The Border that Death Creates

A pressing issue that is not given enough attention in the media is the degree of violence experienced by migrants at EU borders and the transnational effects that holds. Iosif Kovras and Simon Robins shine a light on the issues that undocumented migrants and their families face due to methods of security implemented at the border. Present day levels of securitization and militarization are increasing in an attempt to keep migrants out and are resulting in violent deaths that take place on state lines. Contrasting state policies of dealing with dead migrants versus dead citizens are pushing the emotional component of the border into the homes of migrants’ families. The modern-day refugee crisis has changed and it stretches far beyond the massive migration of people into European states; it is changing the discourse around Mediterranean migration from “one concerned with the threat to Europe, to humanitarian concerns”. States within the EU are failing to deal with this humanitarian crisis and, as a result, the indirect victims are those families living in ambiguity, uncertain of the status of their loved ones.

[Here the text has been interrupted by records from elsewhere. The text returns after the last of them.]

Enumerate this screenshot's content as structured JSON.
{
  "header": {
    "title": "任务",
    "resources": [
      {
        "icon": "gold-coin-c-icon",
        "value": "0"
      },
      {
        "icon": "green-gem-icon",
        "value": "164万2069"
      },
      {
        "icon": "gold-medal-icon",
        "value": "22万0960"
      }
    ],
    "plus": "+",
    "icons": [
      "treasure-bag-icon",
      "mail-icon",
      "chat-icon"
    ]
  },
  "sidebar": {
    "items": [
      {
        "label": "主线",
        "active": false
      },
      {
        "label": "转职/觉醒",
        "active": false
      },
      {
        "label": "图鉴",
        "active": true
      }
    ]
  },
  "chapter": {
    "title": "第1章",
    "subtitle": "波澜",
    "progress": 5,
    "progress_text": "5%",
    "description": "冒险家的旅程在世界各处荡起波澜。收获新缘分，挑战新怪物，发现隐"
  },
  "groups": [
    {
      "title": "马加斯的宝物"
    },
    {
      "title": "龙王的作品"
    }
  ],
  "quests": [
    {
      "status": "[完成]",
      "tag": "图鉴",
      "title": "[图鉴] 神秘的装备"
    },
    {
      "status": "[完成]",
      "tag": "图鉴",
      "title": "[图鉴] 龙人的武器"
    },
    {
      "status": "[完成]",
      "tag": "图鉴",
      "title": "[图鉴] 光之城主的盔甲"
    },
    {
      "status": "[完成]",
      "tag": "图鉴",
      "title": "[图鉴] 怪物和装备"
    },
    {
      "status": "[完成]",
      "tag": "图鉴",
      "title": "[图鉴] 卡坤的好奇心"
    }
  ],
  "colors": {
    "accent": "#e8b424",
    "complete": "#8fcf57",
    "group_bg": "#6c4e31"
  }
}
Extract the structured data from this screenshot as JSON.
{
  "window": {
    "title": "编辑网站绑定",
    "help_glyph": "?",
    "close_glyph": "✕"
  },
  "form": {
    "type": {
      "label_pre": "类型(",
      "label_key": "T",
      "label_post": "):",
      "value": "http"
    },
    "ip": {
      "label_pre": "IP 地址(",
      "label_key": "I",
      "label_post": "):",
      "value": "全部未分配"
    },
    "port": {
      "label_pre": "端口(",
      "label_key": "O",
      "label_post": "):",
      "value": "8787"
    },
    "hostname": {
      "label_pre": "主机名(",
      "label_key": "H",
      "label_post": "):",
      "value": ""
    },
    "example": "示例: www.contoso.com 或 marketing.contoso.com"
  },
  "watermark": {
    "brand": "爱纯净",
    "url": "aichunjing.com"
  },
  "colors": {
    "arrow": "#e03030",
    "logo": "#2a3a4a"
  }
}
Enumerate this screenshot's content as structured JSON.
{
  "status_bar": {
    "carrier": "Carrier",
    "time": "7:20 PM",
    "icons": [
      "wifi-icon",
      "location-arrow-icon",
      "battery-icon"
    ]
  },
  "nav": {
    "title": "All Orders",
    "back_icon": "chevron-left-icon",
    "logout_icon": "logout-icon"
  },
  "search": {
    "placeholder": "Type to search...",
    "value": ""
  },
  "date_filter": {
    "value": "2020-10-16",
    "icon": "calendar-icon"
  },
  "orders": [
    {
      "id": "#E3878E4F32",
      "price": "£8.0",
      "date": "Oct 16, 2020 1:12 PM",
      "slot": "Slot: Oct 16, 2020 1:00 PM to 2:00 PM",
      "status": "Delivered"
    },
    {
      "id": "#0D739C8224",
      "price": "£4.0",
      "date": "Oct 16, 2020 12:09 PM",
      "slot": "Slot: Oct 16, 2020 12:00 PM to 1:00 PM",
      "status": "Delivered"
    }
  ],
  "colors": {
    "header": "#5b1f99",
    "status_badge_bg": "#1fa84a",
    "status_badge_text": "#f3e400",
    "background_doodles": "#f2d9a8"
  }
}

The contemporary border is a shifting phenomenon presently shaped by death at the border as a result of increased securitization. Through an analysis of death as the border, we see the underlying impact that the deaths of would-be migrants at the EU frontiers create. While the physical border separates citizens from aliens, death as the border is what separates families from their loved ones and creates a border that presents a strong emotional component. This extension of the contemporary border contributes to the growing humanitarian crisis because it is constructed from the bodies of migrants and the trauma felt from their family members. Different forms of exclusion and inclusion are experienced at the border and remain highly evident after death through the management of dead bodies within the EU.

Source: Daily Mail.

Lesbos, Greece, is a popular destination for migrants and refugees; 500,000 arrived in 2015–a huge number for an island of roughly 86,000 people. The fundamentally different policies enacted by governments in the EU in response to dead citizens or dead migrants emphasize the dire situation at hand. The living migrant is seen as the biggest “‘threat’ to national security” and is placed under the microscope of surveillance, but the moment those migrants die at the border, death is seen as an accident and thus not the responsibility of the state. These policies are evident in cemeteries, where migrants’ bodies are scattered throughout and buried at unmarked graves. 97% of Greek citizens are identified at the time of death, which is an exceptional number even by international standards, while only around 20% of migrants are identified. The state authority’s failure to take responsibility for the bodies of migrants leaves the issue in the hands of local authorities who lack the necessary funds to properly identify and bury every body. This contributes to forms of exclusion felt by migrants after death. Consequently, this lack of action holds repercussions abroad where the transnational effect of the border is felt; where families wait to hear from state officials if their loved ones are alive or not.

This poses an interesting question: what makes one human life more valuable than another? Giorgio Agamben explains this concept through his framework of “bare life”, which illustrates the inhumane treatment of migrants at the border inherent to this humanitarian crisis. Migrants are placed in these situations of extreme vulnerability to state’s power, a position of isolation, in other words, the point between inclusion and exclusion, where the migrant holds no rights in any legal system. When a person is stripped of their rights, deemed as ‘illegal’ or ‘undocumented’, they are immediately seen as an excess, “as something other than human” and undeserving of sufficient consideration at the time of death. Those who are not valued in life are in effect not valued or seen as grievable at the time of death and these forms of exclusion are what shape the present-day refugee crisis. As a result, migrants end up unidentified and their bodies left among the masses. The families of would-be migrants are left suffering in ambiguity, uninformed of what has happened to their loved ones who fell at the mercy of the border.

Additionally, a German newspaper has recently released a list of the names of refugees and migrants who have died trying to reach Europe. This list is over 46 pages long and holds the lives of 33, 293 migrants and refugees. The newspaper wanted to document the lives of innocent people who have fallen victim to increased securitization at EU borders since 1993. With that being said, the border has recently shown to be at a violent peak, as proven by 5,079 migrants dying or gone missing last year due to EU states no longer being able to prevent the massive movement of refugees and asylum-seekers from coming into the country. Instead, the power of state sovereignty is exerted through attempts to control the flows of migrants through increased security and surveillance. This inhibits migrants’ right to a decent life and thus infringes not only on their human rights to survive, but also on their rights to move freely and live in a world they deserve. Managing the flow of people while keeping some level of state power alive through security is the reason deaths are increasing at the frontiers. State authorities are not taking responsibility for these deaths because migrants remain outside of the legal system. Death creates the most significant border of them all and the neglect of the state’s response on the issue only makes matters worse. The families abroad, unable to rely on official statements from the state authorities, are left forgotten and faced with consequences far too massive to ignore.